Porém, não haveriam flocos gelados pairando pelo ar e pousando pelo chão de Storybrooke, assim que a cidade acordasse. Não. Ao contrário, o cheiro e o colorido das flores, como também a brisa amena da manhã, recepcionariam os que levantariam para encarar mais um dia qualquer. Sem terem a mínima noção de que aquele, não era um dia como os outros.

Assim como naquela noite, meus pés seguiram um caminho que eu conhecia como cada um dos meus sonhos e certezas da época. Envolto por orvalho, dispensei a razão e me deixei guiar pelos pensamentos conturbados que ecoavam pela mente, como uma trombeta em um vale rochoso vazio e deserto, e desapareci por entre as árvores daquela floresta, longe de casa e, principalmente, longe de Regina.

Meu coração gritava pelo contrário. Cada batimento clamava para que as pernas dessem meia volta e retornassem pelo chão de terra rumo aos braços do meu amor, mas, infelizmente, havia uma guerra de opostos em mim: uma luta, na qual a consciência pesada conduzia meus passos, parecendo ter seus próprios planos, que, consolidavam-se a cada vez que a fala de Belle era lembrada.

O que acontecia sempre. Em um loop constante, ininterrupto e cruel.

"Eu sinto nojo de você, Robin"

Palavras têm o poder de ferir mais que o metal de uma lâmina empunhada no peito, cravada na altura do coração, desejando alcança-lo a todo custo. Palavras causam dor, evocam memórias dolorosas e, ao contrário de um machucado físico, dificilmente seus efeitos são esquecidos ou apagados.

"Hipócrita"

Palavras queimam.

"Trair, mentir. Você é igualzinho a ele! Ou até pior, porque você foi além."

Palavras matam.

E Belle usou as palavras certas para atingir os lugares certos.

As mentiras de George, o infeliz que eu tenho o desprazer de chamar de pai, acobertavam uma vida de traições e transgressões que ele mantinha. Eram tantas e tão constantes que se tornaram naturais, meras banalidades. Sou prova viva disso, sou fruto de seu engano. Gerado como um erro e ignorado tais como os outros descuidos seus que, por infelicidade, acabaram vindo à tona. "O bastardo descoberto graças a morte da mulher que o deu à luz", eram esses os termos que saiam de sua boca bêbada e imunda ao se referir a mim. Sem compaixão, sem amor.
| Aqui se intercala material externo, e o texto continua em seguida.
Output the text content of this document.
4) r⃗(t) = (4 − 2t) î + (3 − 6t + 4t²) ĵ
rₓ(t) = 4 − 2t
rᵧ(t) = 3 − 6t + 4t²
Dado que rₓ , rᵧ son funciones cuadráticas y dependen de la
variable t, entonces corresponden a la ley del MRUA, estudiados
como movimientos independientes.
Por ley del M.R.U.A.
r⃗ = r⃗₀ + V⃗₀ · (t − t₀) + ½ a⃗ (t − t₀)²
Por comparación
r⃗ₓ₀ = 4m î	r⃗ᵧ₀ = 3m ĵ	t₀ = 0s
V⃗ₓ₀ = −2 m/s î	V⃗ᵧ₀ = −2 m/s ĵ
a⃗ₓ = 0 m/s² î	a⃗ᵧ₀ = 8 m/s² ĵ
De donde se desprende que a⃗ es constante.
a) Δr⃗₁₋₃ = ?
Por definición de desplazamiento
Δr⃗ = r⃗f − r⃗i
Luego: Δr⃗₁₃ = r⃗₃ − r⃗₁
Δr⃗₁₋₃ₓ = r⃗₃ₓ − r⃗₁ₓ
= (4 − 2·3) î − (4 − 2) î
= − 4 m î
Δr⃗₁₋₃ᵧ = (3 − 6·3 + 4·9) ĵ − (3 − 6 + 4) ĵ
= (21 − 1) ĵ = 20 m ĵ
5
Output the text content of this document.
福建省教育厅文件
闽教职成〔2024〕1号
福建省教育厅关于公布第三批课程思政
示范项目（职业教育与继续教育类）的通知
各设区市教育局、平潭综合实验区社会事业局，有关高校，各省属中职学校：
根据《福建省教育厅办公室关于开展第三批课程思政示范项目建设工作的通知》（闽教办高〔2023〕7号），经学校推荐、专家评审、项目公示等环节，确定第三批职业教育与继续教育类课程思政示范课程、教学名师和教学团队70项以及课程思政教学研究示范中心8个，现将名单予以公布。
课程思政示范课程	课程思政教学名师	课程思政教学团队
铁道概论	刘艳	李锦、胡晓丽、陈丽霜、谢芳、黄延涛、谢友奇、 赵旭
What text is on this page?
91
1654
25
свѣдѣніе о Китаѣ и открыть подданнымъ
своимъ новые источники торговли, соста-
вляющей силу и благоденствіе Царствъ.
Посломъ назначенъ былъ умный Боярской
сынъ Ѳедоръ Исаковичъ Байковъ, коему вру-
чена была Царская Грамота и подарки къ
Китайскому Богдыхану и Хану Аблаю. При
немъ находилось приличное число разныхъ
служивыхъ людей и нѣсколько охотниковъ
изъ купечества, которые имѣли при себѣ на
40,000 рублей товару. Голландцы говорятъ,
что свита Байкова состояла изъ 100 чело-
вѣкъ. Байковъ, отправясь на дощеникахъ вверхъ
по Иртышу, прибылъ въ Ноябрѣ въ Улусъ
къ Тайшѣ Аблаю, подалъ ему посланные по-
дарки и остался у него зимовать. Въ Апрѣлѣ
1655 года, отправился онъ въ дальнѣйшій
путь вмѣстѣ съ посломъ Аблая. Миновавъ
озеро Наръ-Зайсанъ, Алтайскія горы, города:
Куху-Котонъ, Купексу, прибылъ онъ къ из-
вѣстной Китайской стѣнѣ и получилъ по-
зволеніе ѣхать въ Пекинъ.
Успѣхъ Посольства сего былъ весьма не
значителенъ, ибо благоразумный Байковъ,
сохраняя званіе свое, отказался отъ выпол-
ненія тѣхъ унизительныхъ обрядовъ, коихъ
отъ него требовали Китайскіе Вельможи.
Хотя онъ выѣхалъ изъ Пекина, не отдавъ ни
A única coisa boa que o homem fez por mim foi me levar para os braços de Ava. Ela, minha mãe, mesmo sabendo dos meios pelos quais nasci, do pecado que me concebeu, não me discriminou ou olhou torno, ao contrário, sempre me acolheu, protegeu e amou tanto como Daniel, Emma e Belle. Sua grandeza, bondade e luz não combinavam com a natureza suja de George, mas, mesmo assim, ele foi cínico o bastante para humilha-la e deixa-la chorando, sozinha, com quatro crianças para criar.

Era apenas um menino quando jurei nunca ser como ele.

Mas, a vida dá curvas e Isabelle tem razão, tornei-me alguém pior.

A culpa me anestesiou. O frio, cansaço ou a fisgada no recente machucado na barriga, eram indiferentes. Meus pés descalços que, volta e meia, pisavam em um galho seco ou folha morta, farfalhando pelo ar os indícios da minha presença na floresta, sentiam também a dor e desconforto que aquela caminhada desprotegida causava. Porém, não era algo que eu me importasse no momento.